After the robot is complete with its mechanical platform, the hardware is up and running, the software is almost done (a real software development is a neverending story), we would like to check on the field what we have had in mind since the beginning.
The first thing to do is measuring the diameter of the wheels and the axle (distance between the center of the wheels) with a caliper. This is the first measure we can input in the program but, unfortunately, it is not enough precise. Since, as already said, the errors in odometry are cumulative, even a very small error in mechanical parameters estimation can lead to significant error in final positioning. In a real world the wheels are not a perfect circle so we have to input an "average diameter". The wheels don't turn perfectly at a right angle on there axis, in this case too we need an average measure.
In a successive approximation fashion we start correcting parameters until the robot travels on a straight line and for a given distance, extimated with a tape measure, but we experiment that, after some turns and some meters of traveling, the position is stil several centimeters far from where we suppose.
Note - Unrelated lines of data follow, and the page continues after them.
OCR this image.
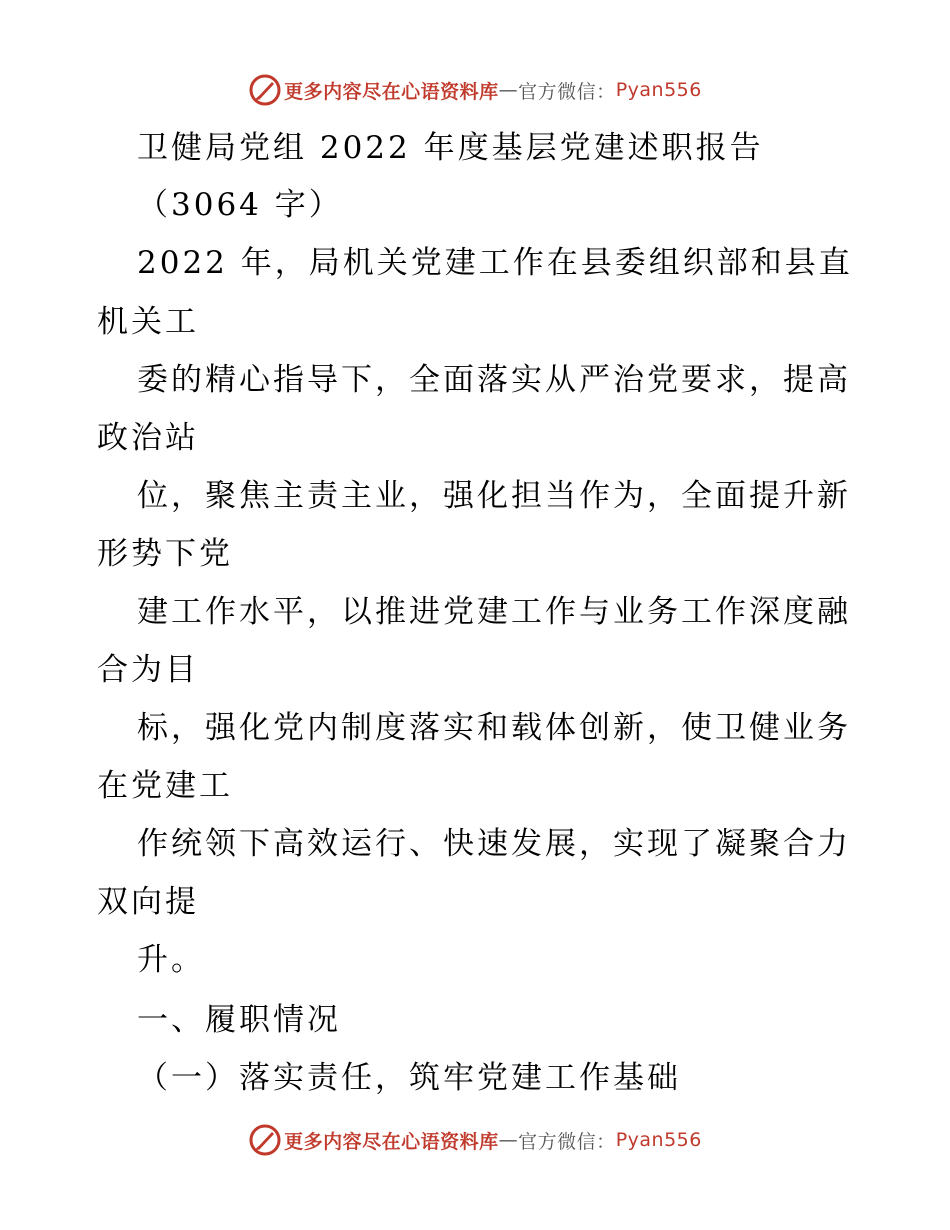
更多内容尽在心语资料库 — 官方微信： Pyan556
卫健局党组 2022 年度基层党建述职报告
（3064 字）
2022 年，局机关党建工作在县委组织部和县直
机关工
委的精心指导下，全面落实从严治党要求，提高
政治站
位，聚焦主责主业，强化担当作为，全面提升新
形势下党
建工作水平，以推进党建工作与业务工作深度融
合为目
标，强化党内制度落实和载体创新，使卫健业务
在党建工
作统领下高效运行、快速发展，实现了凝聚合力
双向提
升。
一、履职情况
（一）落实责任，筑牢党建工作基础
更多内容尽在心语资料库 — 官方微信： Pyan556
The manoeuvre of turning for a given angle may be inaccurate because of wrong axle and/or wrong wheels diameters, these errors can be added or subtracted each other in different ways in different directions of turning. Finding right values could be a very boring job. Fortunately (sometimes it happens) there is a very well experimented method to easily find wich kind of error we have and its magnitude.
At University of Michigan, Johann Borenstein and Liqiang Feng already developed an easy test several years ago:
Using some trigonometry they obtained practical formulas to evaluet how much each parameter affects the final systematic error and also to have an estimation of non-systematic errors. I will not explain what is very well explained in that paper and in a lot of other similar papers, I will discuss instead some practical issues experimented in performing this test, also providing some useful tools.
The video shows how I have executed the test on a flat surface, following the square a little bit smaller than what UMBmark suggests. The test is very easy because we just need a ruler to measure a small distance, but it's very accurate because the robot travels for several meters and cumulates an appreciable error. The test can be performed several times to have an extimation of the repeatibility, i.e. non-systematic errors.
To make easier aligning the robot on the reference system and accurately measuring the returning coordinates, a reference grid can be printed in both A4 format or A3 format according tho the dimesions and/or precision of your robot. As seen on the video some good reference must be choosen on the platform to determine the starting and returning point of the robot. I've choosen a couple of very cheap laser pointer to show points at coordinates +12cm and -12cm ahead and behind the robot, exactly on the Y axis. An example of usage of reference grid can be seen here.
To help computing UMBmark formulas, an Open Office spreadsheet can be downloaded.
Beyond the formulas, an idea about the corrections needed can be graphically acknowledged as soon as the centers of gravity for clockwise and counter-clockwise returning points have been drawn on the reference grid. If you want the exact mathematical reasons for this behavior, you could read every single demonstration on Johann Borenstein paper, but it's not difficult to understand that:
- the center of gravities (CG) for CW and CCW paths falls in opposite quadrants of the reference system, drawing a slanted segment between them
- the length of the segment drawn between CW CG and CCW CG is proportional to error in axle measure only, because it affects the error in the same way on turning both CW or CCW
- the symmetry of this segment with respect to the origin of the reference system (starting point) is proportional to the error in wheels diameter only, since they affect the error in different way turning CW or CCW.
I can tell by experience, that any other method to correct mechanical parameters is more difficult, less precise and more tedious than UMBmark.